So I am a graduate web developer, currently focusing on front end but with a little php and ruby and sql experience. My degree had a heavy user experience focus so I am comfortable with layout, usability etc. I am not comfortable with actual graphic design though, why a certain font works or why something should have a drop shadow or be moved a pixel over isnt really my forte.
To compensate for this I am working with an extremely experienced and talents graphic designer. Their specialty is print however.
I have a few freelance projects lined up and the work flow will be something like this. Gather requirements, iterate over layout and interaction flows etc send wire frames and low – medium fidelity prototypes to graphic designer, graphic designer sends back the finalised design and I code and develop the rest of the project.
My question is what should I expect back from the graphic desiger? Its going to be a psd file or multiple psds but what are the important points for him to convey? how do web designers convey the spacing between elements, the padding they have etc. I am not too worried about the look of the site I can figure that out with trial and error but its the layout that has me worried.
He is a print designer so is familiar with grids so I would like him to design it to a grid and use ems and percentages for sizing. which measurements are suitable for what? I am thinking percentages for width and ems for pretty much everything else? Any problems with that?
Does anyone have an example deliverable they received from a designer which includes how they conveyed the grid and sizing information?
SOrry for rambling any general advice is appreciated.
I suggest watching [Encouraging Better Client Participation In Responsive Design Projects](http://vimeo.com/55339166) by Andy Clarke. Although it might not apply directly to you, there are some nice tidbits to extrapolate.
It’s not typical for designers (especially Print designers) to use ’ems’ or ‘percentages’ in Photoshop. In fact, the ’ems’ unit of measurement doesn’t exist there. ‘Percent’ does so that might work.
A good web designer should provide measurements to all of the elements of the finalized design. Of course, the unit of measurement will depend on what you will both agree on. Nowadays, I try not to worry too about pixel-precision because of the ‘Responsive Web Design’ movement.
Rather than treating yourself for a surprise, you should discuss with your designer what type of deliverables you’re expecting from them.
Educating the designer on what can and can’t be done on HTML and CSS would be very good. It could save you or your designer some time from doing some unnecessary work. Of course, ‘Educating’ is a slightly heavy term and it might be something that you won’t be able to do in one sitting but it’ll definitely help you in the long-run.
A good designer will do his homework and just tell him that Web design is way more forgiving than Print design and he’ll get the idea ;)
Is it really considered typical to communicate measurements with the designer?

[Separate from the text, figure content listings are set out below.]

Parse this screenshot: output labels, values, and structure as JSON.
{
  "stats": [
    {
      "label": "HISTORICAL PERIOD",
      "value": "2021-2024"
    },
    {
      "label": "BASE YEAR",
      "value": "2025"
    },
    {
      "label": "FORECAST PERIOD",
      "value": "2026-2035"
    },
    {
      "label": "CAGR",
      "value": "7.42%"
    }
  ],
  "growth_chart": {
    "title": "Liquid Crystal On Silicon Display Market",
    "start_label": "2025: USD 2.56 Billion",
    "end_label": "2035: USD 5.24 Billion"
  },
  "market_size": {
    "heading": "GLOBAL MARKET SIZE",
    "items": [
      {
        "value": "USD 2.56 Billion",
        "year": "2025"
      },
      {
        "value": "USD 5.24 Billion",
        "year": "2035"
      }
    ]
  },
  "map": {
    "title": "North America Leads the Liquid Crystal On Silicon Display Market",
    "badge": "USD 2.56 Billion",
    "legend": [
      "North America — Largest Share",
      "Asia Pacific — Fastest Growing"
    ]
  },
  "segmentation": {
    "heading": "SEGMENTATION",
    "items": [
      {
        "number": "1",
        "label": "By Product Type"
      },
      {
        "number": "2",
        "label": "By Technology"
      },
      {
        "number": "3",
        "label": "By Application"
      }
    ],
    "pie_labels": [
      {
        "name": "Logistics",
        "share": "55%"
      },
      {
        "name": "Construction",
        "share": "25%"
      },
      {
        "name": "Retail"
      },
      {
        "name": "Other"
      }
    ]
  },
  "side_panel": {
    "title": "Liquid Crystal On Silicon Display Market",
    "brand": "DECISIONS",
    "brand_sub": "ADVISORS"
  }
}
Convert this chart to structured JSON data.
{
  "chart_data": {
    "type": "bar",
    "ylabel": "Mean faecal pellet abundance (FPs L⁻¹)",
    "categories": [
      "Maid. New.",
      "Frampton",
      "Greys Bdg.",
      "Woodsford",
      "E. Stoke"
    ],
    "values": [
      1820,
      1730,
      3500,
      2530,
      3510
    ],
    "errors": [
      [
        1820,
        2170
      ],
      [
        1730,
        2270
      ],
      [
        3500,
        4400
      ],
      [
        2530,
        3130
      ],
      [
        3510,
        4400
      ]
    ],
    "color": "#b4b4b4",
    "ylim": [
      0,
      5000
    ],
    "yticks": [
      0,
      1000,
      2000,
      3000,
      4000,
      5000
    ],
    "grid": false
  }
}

As a CSS dude myself, I rather look forward to the challenge of getting a sweet mockup from a good designer and finding a way to make that stuff happen. I’ve always considered the scaffolding part of my job on the code end…?
In my years of experience I have never come across a PSD designed in anything but pixels, hence recreating websites from ‘pixel-perfect’ comps. The designers would design their layouts to the exact pixels in which they would be reproduced at on the web.
They are also responsible for supplying all font files used in the PSD (if not common).
However as @johnimperio mentioned, pixel-perfect comps in photoshop are slowly becoming less popular due to responsive sites, also why more developers now are using ems and %.
Thanks for all the answers, I have talked to a couple people I know and they agree that doing the maths for the measurements is part of the developers role, I just assumed the opposite but thats not a problem it might even make things a little easier. So is there a blog post somewhere or a comprehensive list about when you should use percent and when you should use ems?